The cost-effectiveness estimates for lutetium-177 are uncertain but suggest that it is not cost effective

3.18 The committee recalled high uncertainty in the results from the company's cost-effectiveness modelling and estimates using the end of life criteria. It noted modelling for cabazitaxel was particularly uncertain because there was no direct treatment comparison. It concluded that the most likely cost effectiveness of lutetium‑177 compared with standard care and cabazitaxel were considerably above the level that NICE normally considers an acceptable use of NHS resources. This was even if the end of life criteria were applicable.

Cancer Drugs Fund

Lutetium-177 is not suitable for use in the Cancer Drugs Fund

3.19 The committee considered whether lutetium‑177 could be recommended for use within the Cancer Drugs Fund. It discussed the arrangements for the Cancer Drugs Fund agreed by NICE and NHS England in 2016, noting NICE's Cancer Drugs Fund methods guide (addendum). The company indicated that it may explore a managed access route for the subgroup for whom taxanes are not 'medically suitable'. But there was a lack of new comparative data with the relevant comparators. The cost-effectiveness estimates for lutetium‑177 were above that considered an effective use of NHS resources. So, the committee concluded that it could not be considered for use in the Cancer Drugs Fund.

Other factors

There are no equality issues to address in this technology appraisal

3.20 The marketing authorisation for lutetium‑177 includes people for whom taxanes are 'medically unsuitable'. The committee noted that, on average, this group may be older than people who can have a taxane. It recalled that it would look at all relevant subgroups within the marketing authorisation (see section 3.6), so its recommendation for lutetium‑177 was not affected by this. It concluded that its recommendation for lutetium‑177 would not have a different effect on people protected by the equality legislation than on the wider population.

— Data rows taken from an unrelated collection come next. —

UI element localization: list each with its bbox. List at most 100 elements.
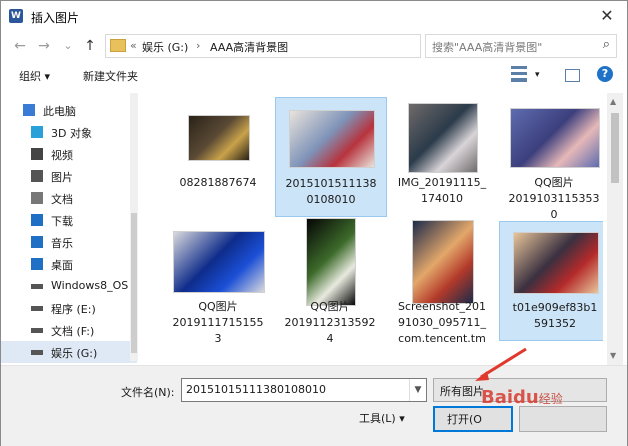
file-item[interactable]: QQ图片 2019111715155 3 — [163, 221, 273, 345]
desktop-icon — [31, 258, 43, 270]
sidebar-item-label: Windows8_OS — [51, 279, 129, 292]
sidebar-item[interactable]: 此电脑 — [0, 99, 129, 121]
file-item[interactable]: t01e909ef83b1 591352 — [499, 221, 603, 341]
video-icon — [31, 148, 43, 160]
document-icon — [31, 192, 43, 204]
image-thumbnail — [188, 115, 250, 161]
insert-picture-dialog: W 插入图片 ✕ ← → ⌄ ↑ « 娱乐 (G:) › AAA高清背景图 ⌄ … — [0, 0, 628, 446]
view-dropdown-icon[interactable]: ▾ — [535, 70, 540, 80]
sidebar-item[interactable]: 文档 (F:) — [1, 319, 137, 341]
drive-icon — [31, 284, 43, 289]
tools-button[interactable]: 工具(L) ▾ — [359, 410, 405, 426]
navigation-scrollbar[interactable] — [130, 93, 138, 361]
file-name-line: 2019111715155 — [172, 316, 264, 329]
cube-icon — [31, 126, 43, 138]
sidebar-item[interactable]: 音乐 — [1, 231, 137, 253]
sidebar-item[interactable]: 程序 (E:) — [1, 297, 137, 319]
baidu-watermark-logo: Baidu经验 — [481, 387, 563, 408]
sidebar-item[interactable]: 3D 对象 — [1, 121, 137, 143]
sidebar-item-label: 此电脑 — [43, 105, 76, 118]
scroll-up-icon[interactable]: ▲ — [610, 97, 616, 106]
breadcrumb-overflow[interactable]: « — [130, 39, 137, 52]
file-name-line: 174010 — [421, 192, 463, 205]
sidebar-item[interactable]: Windows8_OS — [1, 275, 137, 297]
search-icon[interactable]: ⌕ — [603, 37, 610, 52]
filename-value[interactable]: 20151015111380108010 — [186, 383, 326, 396]
breadcrumb-drive[interactable]: 娱乐 (G:) — [142, 39, 188, 55]
help-icon[interactable]: ? — [597, 66, 613, 82]
scrollbar-thumb[interactable] — [611, 113, 619, 183]
file-list-scrollbar[interactable]: ▲ ▼ — [607, 93, 623, 365]
filename-dropdown-icon[interactable]: ▼ — [409, 379, 426, 401]
file-name-line: 591352 — [534, 317, 576, 330]
file-list: 08281887674 2015101511138 0108010 IMG_20191… — [143, 93, 603, 365]
file-item[interactable]: IMG_20191115_ 174010 — [387, 97, 497, 215]
organize-button[interactable]: 组织 ▾ — [19, 68, 50, 84]
search-placeholder: 搜索"AAA高清背景图" — [432, 41, 543, 54]
file-name-line: 2019112313592 — [284, 316, 376, 329]
file-name-line: IMG_20191115_ — [397, 176, 487, 189]
file-name-line: 3 — [214, 332, 222, 345]
file-name-line: 08281887674 — [179, 176, 257, 189]
breadcrumb-folder[interactable]: AAA高清背景图 — [210, 39, 288, 55]
scrollbar-thumb[interactable] — [131, 213, 137, 353]
back-button[interactable]: ← — [11, 37, 29, 55]
sidebar-item-label: 程序 (E:) — [51, 303, 96, 316]
pc-icon — [23, 104, 35, 116]
open-button[interactable]: 打开(O — [433, 406, 513, 432]
file-name-line: QQ图片 — [310, 300, 350, 313]
annotation-arrow — [475, 347, 527, 381]
file-item[interactable]: QQ图片 2019112313592 4 — [275, 218, 385, 345]
view-options-icon[interactable] — [511, 66, 527, 82]
address-bar[interactable]: « 娱乐 (G:) › AAA高清背景图 ⌄ ↻ — [105, 34, 511, 58]
file-item[interactable]: 2015101511138 0108010 — [275, 97, 387, 217]
open-button-label: 打开(O — [447, 413, 482, 426]
filename-label: 文件名(N): — [121, 386, 175, 399]
file-type-value[interactable]: 所有图片 — [440, 383, 484, 399]
preview-pane-icon[interactable] — [565, 69, 580, 82]
sidebar-item-label: 图片 — [51, 171, 73, 184]
word-app-icon: W — [9, 9, 23, 23]
image-thumbnail — [173, 231, 265, 293]
recent-locations-button[interactable]: ⌄ — [59, 37, 77, 55]
music-icon — [31, 236, 43, 248]
file-item[interactable]: Screenshot_201 91030_095711_ com.tencent.t… — [387, 220, 497, 345]
sidebar-item-label: 文档 — [51, 193, 73, 206]
sidebar-item[interactable]: 桌面 — [1, 253, 137, 275]
file-name-line: 91030_095711_ — [398, 316, 486, 329]
navigation-pane: 此电脑 3D 对象视频图片文档下载音乐桌面 Windows8_OS 程序 (E:) 文档… — [1, 93, 137, 365]
image-thumbnail — [513, 232, 599, 294]
sidebar-item[interactable]: 下载 — [1, 209, 137, 231]
sidebar-item-label: 下载 — [51, 215, 73, 228]
folder-icon — [110, 39, 126, 52]
image-thumbnail — [306, 218, 356, 306]
sidebar-item-label: 桌面 — [51, 259, 73, 272]
sidebar-item[interactable]: 图片 — [1, 165, 137, 187]
file-name-line: Screenshot_201 — [397, 300, 487, 313]
command-bar: 组织 ▾ 新建文件夹 ▾ ? — [1, 63, 627, 87]
cancel-button[interactable] — [519, 406, 607, 432]
file-name-line: 4 — [326, 332, 334, 345]
file-name-line: QQ图片 — [534, 176, 574, 189]
file-name-line: t01e909ef83b1 — [512, 301, 598, 314]
file-name-line: 2019103115353 — [508, 192, 600, 205]
sidebar-item-label: 视频 — [51, 149, 73, 162]
sidebar-item-label: 3D 对象 — [51, 127, 92, 140]
sidebar-item[interactable]: 娱乐 (G:) — [1, 341, 137, 363]
file-item[interactable]: QQ图片 2019103115353 0 — [499, 97, 603, 221]
file-name-line: QQ图片 — [198, 300, 238, 313]
forward-button[interactable]: → — [35, 37, 53, 55]
sidebar-item[interactable]: 文档 — [1, 187, 137, 209]
file-name-line: 2015101511138 — [285, 177, 377, 190]
file-item[interactable]: 08281887674 — [163, 97, 273, 215]
drive-icon — [31, 306, 43, 311]
search-box[interactable]: 搜索"AAA高清背景图" ⌕ — [425, 34, 617, 58]
new-folder-button[interactable]: 新建文件夹 — [83, 68, 138, 84]
sidebar-item[interactable]: 视频 — [1, 143, 137, 165]
scroll-down-icon[interactable]: ▼ — [610, 351, 616, 360]
filename-input[interactable]: 20151015111380108010 ▼ — [181, 378, 427, 402]
image-thumbnail — [289, 110, 375, 168]
close-button[interactable]: ✕ — [593, 5, 621, 27]
up-button[interactable]: ↑ — [81, 37, 99, 55]
breadcrumb-separator[interactable]: › — [196, 39, 200, 52]
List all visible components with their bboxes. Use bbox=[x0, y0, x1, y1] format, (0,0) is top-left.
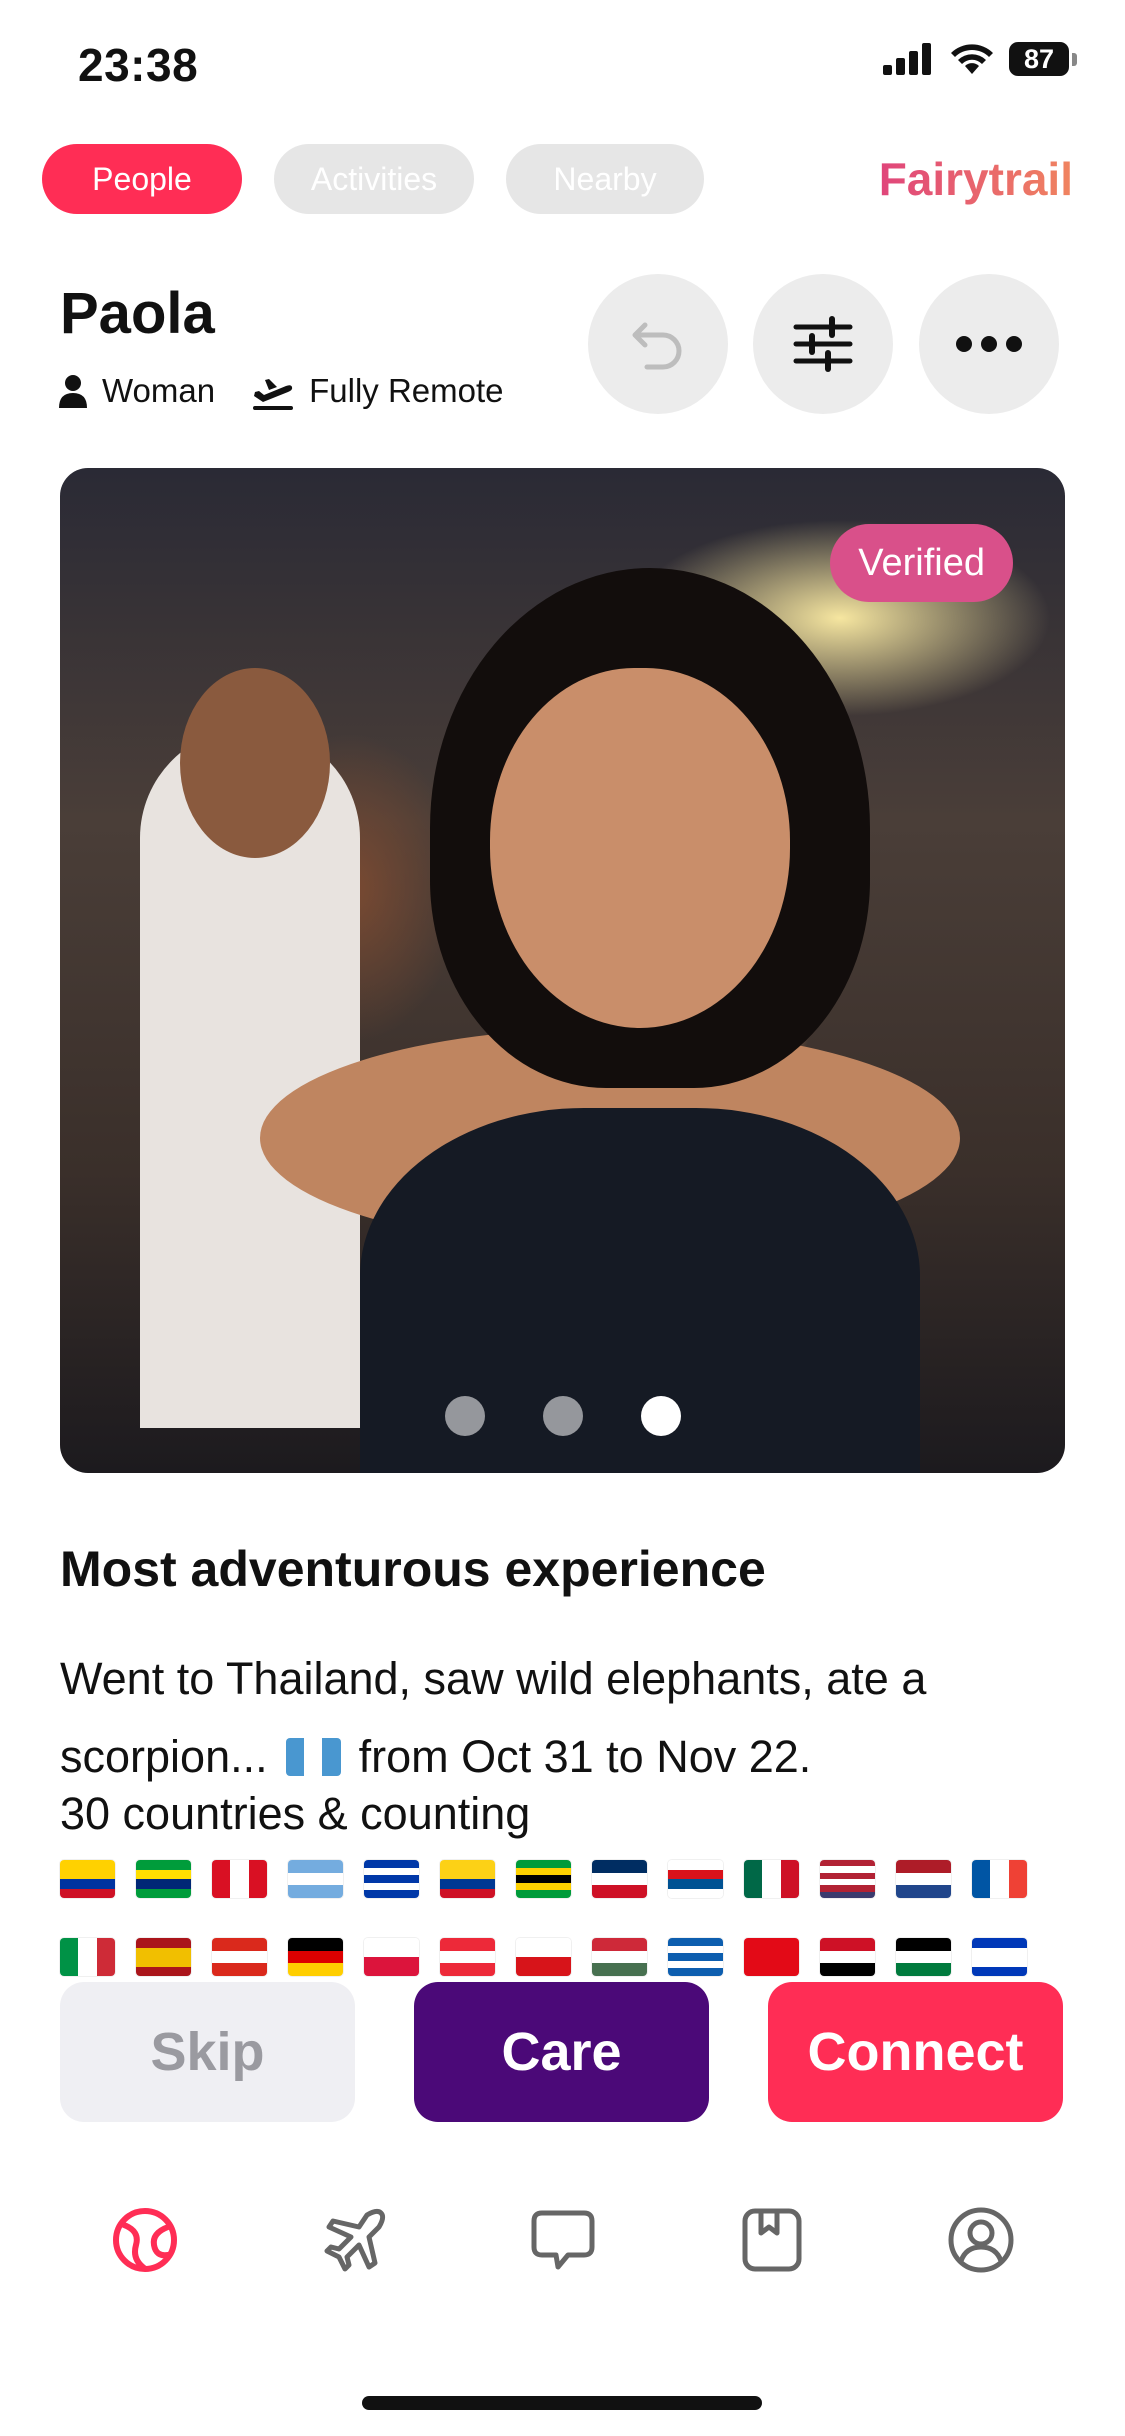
battery-level: 87 bbox=[1009, 42, 1069, 76]
nav-saved[interactable] bbox=[712, 2180, 832, 2300]
gender-item: Woman bbox=[58, 372, 215, 410]
background-person-head bbox=[180, 668, 330, 858]
action-bar: Skip Care Connect bbox=[60, 1982, 1063, 2122]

Lutetium-177 is not innovative beyond what is captured in the cost-effectiveness estimates

3.21 The company described lutetium‑177 as innovative because it:

  • offers a targeted approach to treating hormone-relapsed metastatic prostate cancer

  • has a different mechanism of action (as a radioligand) than other treatments for prostate cancer

  • addresses an unmet need.

The committee acknowledged the innovative aspects of lutetium‑177. But it concluded that there were no additional benefits associated with it that had not been captured in the cost-effectiveness estimates.

Conclusion

Lutetium-177 is not recommended

3.22 The committee did not see cost-effectiveness estimates using its preferred modelling assumptions or within the range considered an acceptable use of NHS resources. So, it concluded that it could not recommend lutetium‑177 for treating PSMA-positive hormone-relapsed metastatic prostate cancer.